Do we really need this level of complexity? Can we do this using a count?

Return each baker if the number of different
episodes they competed in is equal to the number
of different episodes in the database.

Let’s write this expression:

SELECT
   b.baker
   , b.fullname
FROM
   bakers b
   , signatures s
WHERE
   b.baker = s.baker
GROUP BY
   b.baker
   , b.fullname
HAVING
   count(*) = (SELECT count(*) FROM episodes) ;

Not only this query is simpler to write, it is likely much more efficient given it has no correlated subqueries.

WITH Statement (newer form of anonymous relations)

Postgresql implements the WITH statement, part of SQL standard. In its simplest form, WITH acts like anonymous relations. But in reality it can do a lot more.

The following is the identical query from above written using WITH clause:

WITH maxdrop AS
  ( SELECT max(e2.viewers7day-e1.viewers7day) as drop
    FROM episodes e1, episodes e2 WHERE e2.id = e1.id+1)
 SELECT
     r.baker
 FROM
     episodes e1
     , episodes e2
     , results r
     , maxdrop m
 WHERE
     e2.id = e1.id+1
     and e2.viewers7day-e1.viewers7day = m.drop
     and r.episodeid = e1.id
     and r.result = 'eliminated';

However, anonymous relations can only be used in FROM while relations generated using WITH can be used in any SQL statement, including in subsequent WITH statements.

WITH dropval AS
( SELECT
      e1.id
      , max(e2.viewers7day-e1.viewers7day) as drop
  FROM
      episodes e1
      , episodes e2
  WHERE
      e2.id = e1.id+1
  GROUP BY
      e1.id ),
 maxdropval AS
 ( SELECT max(drop) as maxdrop FROM dropval)
 SELECT
     r.baker
 FROM
    results r
    , dropval d
    , maxdropval m
 WHERE
    r.episodeid = d.id
    and r.result = 'eliminated'
    and d.drop = m.maxdrop ;

In this case, maxdropval is referring to a query above it in the WITH statemnt. You cannot do this in anonymous queries. Even though maxdropval builds on dropval, you can use both in the FROM statement below.
While WITH statement is quite powerful as a construct, be very careful to use it only if is helps you write a query that is cumbersome or very ineffecient to write using regular SQL. You can do this by checking the cost of different queries. Find the cost of queries by using cost estimators or by load testing and check if it results in cost savings.

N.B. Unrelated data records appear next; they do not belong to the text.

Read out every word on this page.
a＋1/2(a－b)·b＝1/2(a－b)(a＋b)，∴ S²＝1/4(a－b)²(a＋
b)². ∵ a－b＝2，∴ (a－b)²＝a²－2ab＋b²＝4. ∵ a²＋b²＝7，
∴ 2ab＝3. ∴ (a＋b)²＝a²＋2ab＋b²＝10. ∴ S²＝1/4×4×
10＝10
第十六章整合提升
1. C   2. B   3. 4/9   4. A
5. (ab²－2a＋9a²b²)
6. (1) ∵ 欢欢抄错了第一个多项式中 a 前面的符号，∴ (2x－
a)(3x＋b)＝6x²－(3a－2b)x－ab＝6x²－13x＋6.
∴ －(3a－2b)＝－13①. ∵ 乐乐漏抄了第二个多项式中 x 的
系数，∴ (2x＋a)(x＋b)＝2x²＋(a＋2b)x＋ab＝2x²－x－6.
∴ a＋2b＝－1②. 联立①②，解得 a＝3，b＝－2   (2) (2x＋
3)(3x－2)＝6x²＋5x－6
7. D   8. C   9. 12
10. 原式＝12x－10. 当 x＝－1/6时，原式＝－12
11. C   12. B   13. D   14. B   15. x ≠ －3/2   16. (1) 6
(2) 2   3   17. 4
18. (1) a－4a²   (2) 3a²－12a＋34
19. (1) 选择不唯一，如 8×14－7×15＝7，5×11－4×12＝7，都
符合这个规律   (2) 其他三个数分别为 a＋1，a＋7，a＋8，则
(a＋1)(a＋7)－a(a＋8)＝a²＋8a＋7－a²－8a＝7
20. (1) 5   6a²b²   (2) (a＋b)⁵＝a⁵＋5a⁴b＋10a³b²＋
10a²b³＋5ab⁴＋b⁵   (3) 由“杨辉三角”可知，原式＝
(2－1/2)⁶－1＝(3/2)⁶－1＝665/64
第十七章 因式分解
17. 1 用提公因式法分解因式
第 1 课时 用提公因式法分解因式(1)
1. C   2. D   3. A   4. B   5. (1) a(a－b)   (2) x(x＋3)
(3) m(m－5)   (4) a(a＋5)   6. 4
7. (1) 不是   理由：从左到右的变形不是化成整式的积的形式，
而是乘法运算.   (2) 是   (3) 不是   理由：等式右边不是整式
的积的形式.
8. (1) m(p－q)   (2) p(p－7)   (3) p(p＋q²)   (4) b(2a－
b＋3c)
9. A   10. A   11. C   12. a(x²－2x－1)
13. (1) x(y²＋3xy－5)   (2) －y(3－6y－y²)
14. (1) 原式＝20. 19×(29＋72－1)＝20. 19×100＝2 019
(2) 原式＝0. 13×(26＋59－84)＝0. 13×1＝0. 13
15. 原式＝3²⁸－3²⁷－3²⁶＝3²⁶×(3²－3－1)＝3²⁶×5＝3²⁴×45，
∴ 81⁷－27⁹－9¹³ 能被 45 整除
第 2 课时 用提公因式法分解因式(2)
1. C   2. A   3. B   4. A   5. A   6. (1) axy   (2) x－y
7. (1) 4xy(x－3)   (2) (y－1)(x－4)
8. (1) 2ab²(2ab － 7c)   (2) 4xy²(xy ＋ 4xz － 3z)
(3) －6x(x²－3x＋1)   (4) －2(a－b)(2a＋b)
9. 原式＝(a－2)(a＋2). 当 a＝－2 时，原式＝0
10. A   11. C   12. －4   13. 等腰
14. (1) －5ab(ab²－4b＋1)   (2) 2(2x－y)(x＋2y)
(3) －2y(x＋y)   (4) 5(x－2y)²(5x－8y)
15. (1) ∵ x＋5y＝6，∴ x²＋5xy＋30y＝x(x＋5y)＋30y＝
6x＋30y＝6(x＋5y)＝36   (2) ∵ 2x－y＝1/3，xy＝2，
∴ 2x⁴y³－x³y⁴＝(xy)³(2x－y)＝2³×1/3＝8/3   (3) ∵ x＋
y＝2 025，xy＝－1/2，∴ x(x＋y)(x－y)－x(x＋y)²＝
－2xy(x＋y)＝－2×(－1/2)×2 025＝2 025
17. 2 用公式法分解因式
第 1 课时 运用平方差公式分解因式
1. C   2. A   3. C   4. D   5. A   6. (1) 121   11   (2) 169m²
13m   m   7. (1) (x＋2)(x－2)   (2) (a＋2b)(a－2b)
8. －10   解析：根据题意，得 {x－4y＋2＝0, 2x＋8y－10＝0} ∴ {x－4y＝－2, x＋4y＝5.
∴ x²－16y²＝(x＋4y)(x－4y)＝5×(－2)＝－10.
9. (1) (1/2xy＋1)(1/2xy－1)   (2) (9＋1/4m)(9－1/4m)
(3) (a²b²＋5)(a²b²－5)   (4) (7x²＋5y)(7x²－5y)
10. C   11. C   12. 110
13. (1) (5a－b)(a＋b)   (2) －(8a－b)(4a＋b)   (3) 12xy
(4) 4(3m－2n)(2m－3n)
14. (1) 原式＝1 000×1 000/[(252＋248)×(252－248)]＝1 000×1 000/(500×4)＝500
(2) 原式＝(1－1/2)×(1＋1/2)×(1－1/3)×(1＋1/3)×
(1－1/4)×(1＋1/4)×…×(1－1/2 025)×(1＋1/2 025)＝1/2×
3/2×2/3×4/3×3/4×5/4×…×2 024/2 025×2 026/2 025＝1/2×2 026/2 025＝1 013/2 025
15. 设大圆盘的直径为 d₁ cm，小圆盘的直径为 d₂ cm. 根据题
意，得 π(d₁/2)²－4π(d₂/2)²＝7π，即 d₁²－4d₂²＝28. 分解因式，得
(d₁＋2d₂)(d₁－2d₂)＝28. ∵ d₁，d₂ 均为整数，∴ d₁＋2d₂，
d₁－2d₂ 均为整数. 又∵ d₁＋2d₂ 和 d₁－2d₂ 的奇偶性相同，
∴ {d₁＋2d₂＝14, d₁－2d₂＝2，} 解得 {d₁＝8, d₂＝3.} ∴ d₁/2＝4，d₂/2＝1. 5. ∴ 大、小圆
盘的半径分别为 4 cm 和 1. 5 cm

Do not allow the WITH statements to make SQL more procedural, this may result in the optimizer missing some crucial query optimizations.
We will reexamine WITH when we look at advanced SQL features.

Summary

Most queries that use IN or EXISTS can be rewritten using simple joins. Joins are much easier to optimize.
Set subtraction usually can be expressed using NOT IN or NOT EXISTS.
Using anonymous relations in the from clause may cause the optimizer to miss some optimizations. Simpler the query, the better it is.

There is a subtle difference on the syntax of the two statements:

Attribute NOT IN (select statement)
NOT EXISTS (select statement)

For all queries usually require two NOT EXISTS.
SQL aggregates and outer joins are powerful constructs for formulating complex queries, even those involving some sort of negation.